Blog Post 2

Well, this assignment was not as easy as I thought it would be for the simple reason of deciding on a single word from what is an unlimited selection.  At first, I went with the word ‘sayonara’ because it’s a cool word that I use a lot while destroying Moblin’s and Lynel’s in the Legend of Zelda video game. Unfortunately, my research only found small blurbs or short articles about how ‘sayonara’ “may have” transformed over the years in the Japanese vocabulary and found its way into the English language. With such uncertainty I went to my vault of favorite words and came up with ‘tsunami’ as I love watching natural disasters.  

Tsunami, meaning “harbor wave,” is also borrowed from Japanese language and is the combination of two words.  “Tsu” for harbor and “Nami” for wave.

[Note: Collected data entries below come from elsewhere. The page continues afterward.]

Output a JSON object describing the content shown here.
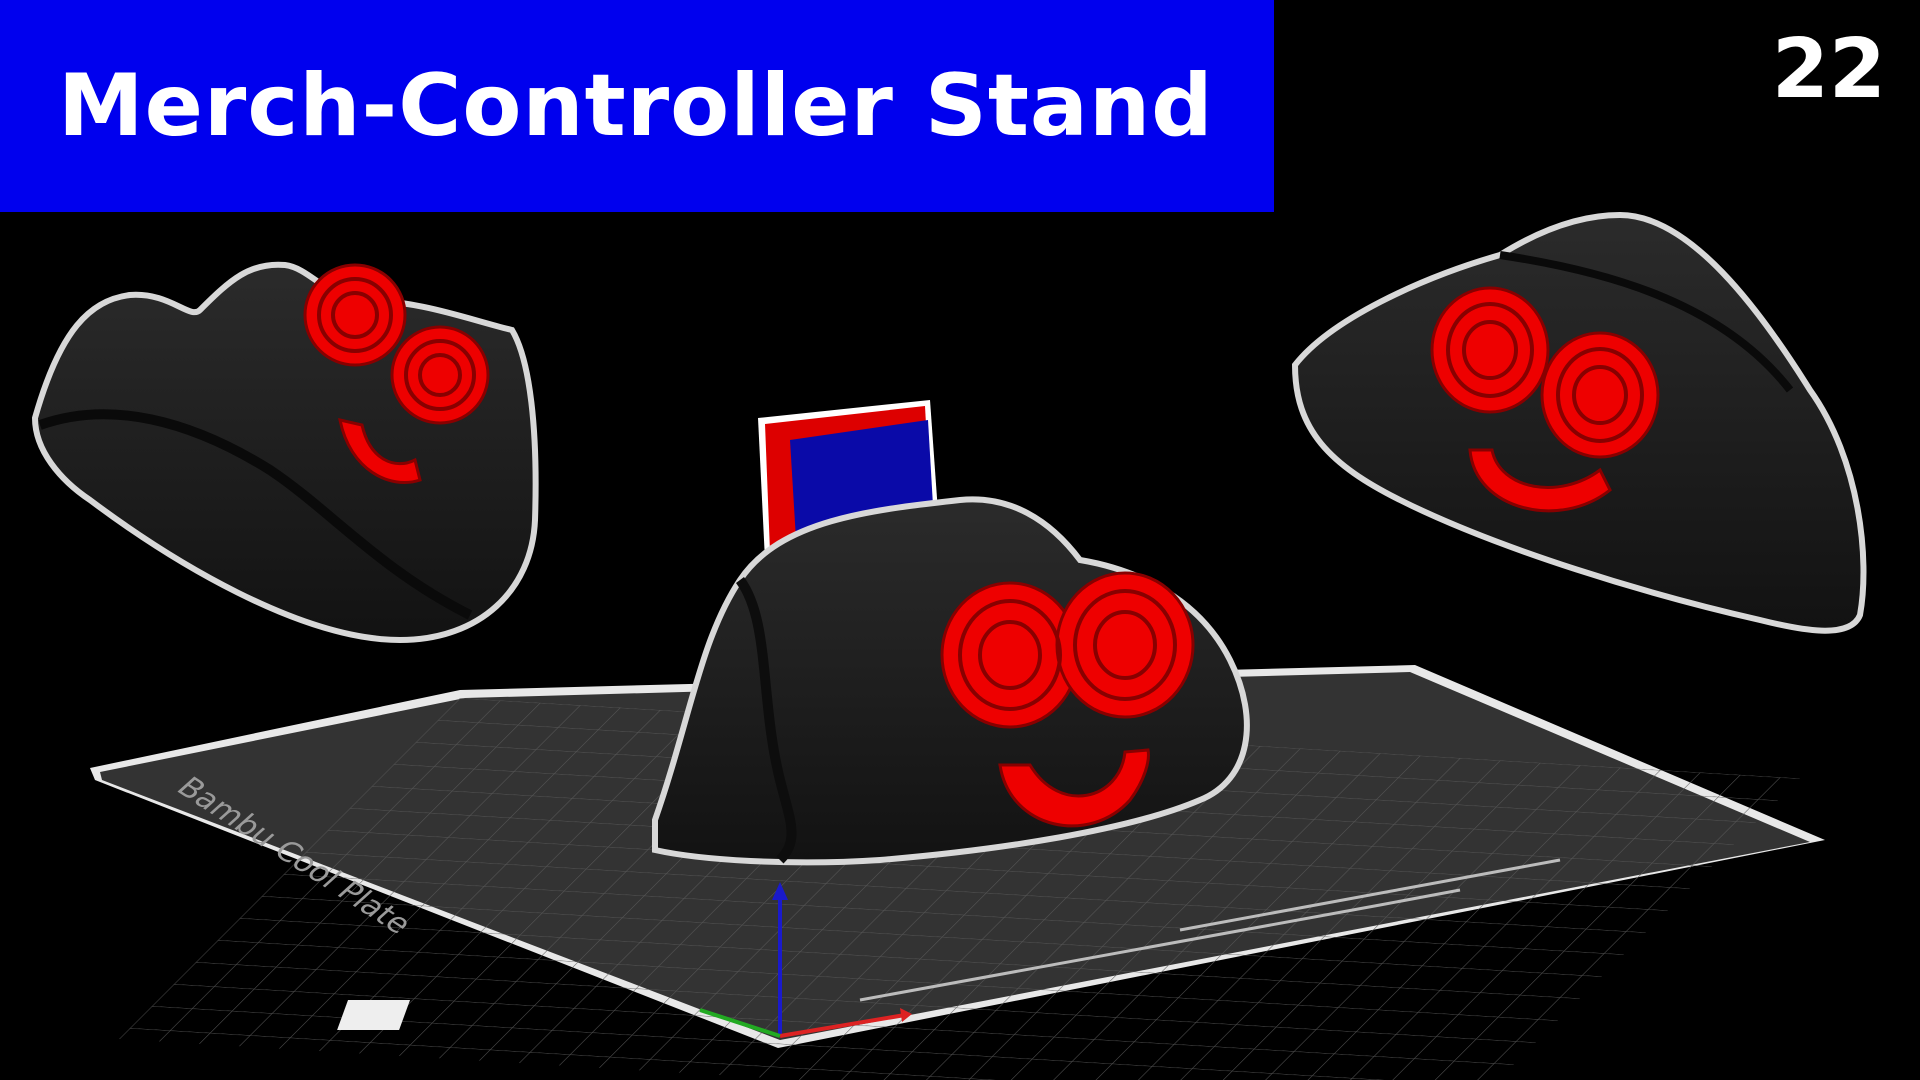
{
  "title": "Merch-Controller Stand",
  "episode_number": "22",
  "plate_label": "Bambu Cool Plate",
  "colors": {
    "banner": "#0000ee",
    "stand_body": "#1c1c1c",
    "face_accent": "#ee0000",
    "card_blue": "#0a0aa8",
    "card_red": "#dd0000",
    "plate_surface": "#3a3a3a",
    "outline": "#d8d8d8"
  },
  "icons": [
    "stand-model-left",
    "stand-model-center",
    "stand-model-right",
    "build-plate",
    "axis-gizmo"
  ]
}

The word ‘tsunami’ has a long history in Japan that is over 1000 years, but it wasn’t until the late 1800’s that it would begin being used, scarcely, in the English language.  It would become a more commonly used word after the 2004 Boxing Day Tsunami that hit Indonesia, killing 32,000 people.  Strangely, if not amusing, the term ‘tidal wave’ was replaced by the word ‘tsunami’ because ‘tidal wave’ was not an accurate description of what the event was (it has nothing to do with the tide) and it was replaced by the word, tsunami, that  is also not completely accurate to what the natural event is (it does not just happen in harbors).

But I digress, in Japan the word tsunami is pronounced with the ‘t’ as it does not violate their phonotactic constraints but when it became a borrowed word in American English, it did not conform to the word-initial consonant cluster constraints of the English language and thus it was adapted by dropping the sound of ‘t’ just pronouncing it as,  tsunami : /suˈnɑmi/.